I am also curious to learn about the winning ideas, especially how they approached cross validation and how they aggregated their data/labels.

Data

I took a slightly different approach from the starter notebook .

I rounded the 5-minute intervel readings to the nearest hour (made no difference?), then aggregated data by Datetime (or Date - made no difference?) and Source.

I dropped all duplicates in the full train set and only kept first/last data points, then merged with weather data. Experimented with both first and last and decided to stick with first because it gave my best public LB score.

I engineered new set of features from both weather data and full train data - cyclic time features, statistical features, lag features (dropped due to overfitting), season, wind speed, etc etc.

I experimented with 2 parallel ideas - 2 stream of experiments on data with and without capped weather variables.

The categorical features were label encoded - Season and Source

Total # of features : 69

Cross Validation Strategy

all_data['season_month_group'] = all_data['season'].astype(str)+'_' + all_data['month'].astype(str)

all_data['bins'] = pd.cut(all_data['kwh'], bins=num_bins, labels=False)

all_data ['bins'].hist()

all_data['fold'] = -1

stratify = all_data['season_month_group'].astype(str) + all_data['bins'].astype(str)

strat_kfold = StratifiedKFold(n_splits=10, random_state=42, shuffle=True)

for i, (_, val_index) in enumerate(strat_kfold.split(all_data, stratify)):

all_data.iloc[val_index, -1] = i

Modeling

Models: XGB (dropped categoricals - Source and Season), LGBM (categorical features = ['Source','season', 'month','data_user','mday', 'consumer_device']), ENSEMBLE MODEL on all features(12 models in total using random forest and extra tree regressors , 6 each where each model was built with different # of trees from 50 to 175 at 25 intervals )

Experiments

I will just describe my selected private score submission

I eventually experiemnted with only the data without capping the weather variables because all experiments that used the raw data scored well on public LB in comparison with capped data.

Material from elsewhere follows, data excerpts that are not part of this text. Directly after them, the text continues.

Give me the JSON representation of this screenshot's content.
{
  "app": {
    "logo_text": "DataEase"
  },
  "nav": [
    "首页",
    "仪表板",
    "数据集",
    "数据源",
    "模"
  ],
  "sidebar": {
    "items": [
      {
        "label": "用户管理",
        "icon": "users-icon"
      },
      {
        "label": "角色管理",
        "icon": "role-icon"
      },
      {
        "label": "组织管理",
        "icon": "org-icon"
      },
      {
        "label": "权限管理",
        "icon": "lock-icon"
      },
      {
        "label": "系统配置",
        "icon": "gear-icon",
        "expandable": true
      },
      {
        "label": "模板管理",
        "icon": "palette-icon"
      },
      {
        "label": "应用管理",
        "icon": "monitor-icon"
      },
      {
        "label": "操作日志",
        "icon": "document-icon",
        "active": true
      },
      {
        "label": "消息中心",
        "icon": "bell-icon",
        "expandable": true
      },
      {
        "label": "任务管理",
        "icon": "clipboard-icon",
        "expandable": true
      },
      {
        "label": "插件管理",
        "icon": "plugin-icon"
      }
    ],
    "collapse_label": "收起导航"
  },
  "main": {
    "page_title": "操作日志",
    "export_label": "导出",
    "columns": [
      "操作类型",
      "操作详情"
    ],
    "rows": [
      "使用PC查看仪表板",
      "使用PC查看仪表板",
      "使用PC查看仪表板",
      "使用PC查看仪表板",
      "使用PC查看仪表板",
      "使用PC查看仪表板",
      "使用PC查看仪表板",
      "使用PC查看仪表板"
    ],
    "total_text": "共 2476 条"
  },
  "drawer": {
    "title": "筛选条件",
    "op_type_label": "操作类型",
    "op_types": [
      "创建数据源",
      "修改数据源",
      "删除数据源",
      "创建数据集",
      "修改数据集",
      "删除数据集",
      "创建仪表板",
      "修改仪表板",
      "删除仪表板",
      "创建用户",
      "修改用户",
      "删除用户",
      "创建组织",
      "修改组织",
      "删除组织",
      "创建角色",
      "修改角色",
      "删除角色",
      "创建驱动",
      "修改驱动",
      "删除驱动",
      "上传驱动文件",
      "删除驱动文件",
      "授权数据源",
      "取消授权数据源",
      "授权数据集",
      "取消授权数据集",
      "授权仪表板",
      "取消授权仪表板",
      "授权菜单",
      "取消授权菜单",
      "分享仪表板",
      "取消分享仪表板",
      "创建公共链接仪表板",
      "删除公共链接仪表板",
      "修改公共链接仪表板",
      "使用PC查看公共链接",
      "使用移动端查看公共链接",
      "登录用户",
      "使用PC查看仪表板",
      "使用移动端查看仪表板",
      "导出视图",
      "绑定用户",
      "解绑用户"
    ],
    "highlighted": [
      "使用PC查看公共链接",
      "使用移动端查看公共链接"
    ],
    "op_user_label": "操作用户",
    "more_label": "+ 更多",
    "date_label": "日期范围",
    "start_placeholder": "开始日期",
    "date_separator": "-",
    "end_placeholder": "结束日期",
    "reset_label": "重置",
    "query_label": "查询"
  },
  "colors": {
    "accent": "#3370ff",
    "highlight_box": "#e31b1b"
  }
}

Final submission = 2 XGB (dropped source and season) + ENSEMBLE MODEL (0.5*RANDOM FOREST + 0.5*EXTRA TREE)

Each Model was trained on same data to generate out of fold predictions

Ensemble

Used scipy.optimize to search best weights from OOF predictions

res = scipy.optimize.minimize(min_func, [1/3]*3, method='Nelder-Mead', tol=1e-6)

ypredtest= res.x[0]*modelA['kwh'] + res.x[1]*modelB['kwh'] + res.x[2]*modelC['kwh']

forecast['kwh'] = ypredtest*0.1 (didn't play around with this parameter because I sensed the predictions were just too large perhaps due to the un-normalised weights suggested by scipy optimize)

Selected submissions

Best manual ensemble : 6.34/5.36

Scipy optimize ensemble : 6.68/5.16

Key learnings:

- I spent lot of my time thinking about cross validation and target representation so much so that I even forgot what I did to get my best LB score (Always find a way to log/keep track of good turn arounds)

- Few hours to end of comp, I had to dump every other experiment and dig my colab version history to find my best LB notebook.

- Regret for not adding more models that I have worked on in the final ensemble - Catboost, Lightgbm and NN

- Build a grounded intuition and trust it

- You never know if something works until you try it

14 Apr 2025, 18:28
Upvotes 4
User avatar
RareGem

I appreciate this."You never know if something works until you try it", I love this statement. Thank you for sharing

User avatar
CodeJoe

100i never disappoints. Well done big man.

User avatar
100i
Ghana Health Service

Thank you CodeJoe. Congrats on your win! I learnt a lot from your notebooks. Keep doing more bro!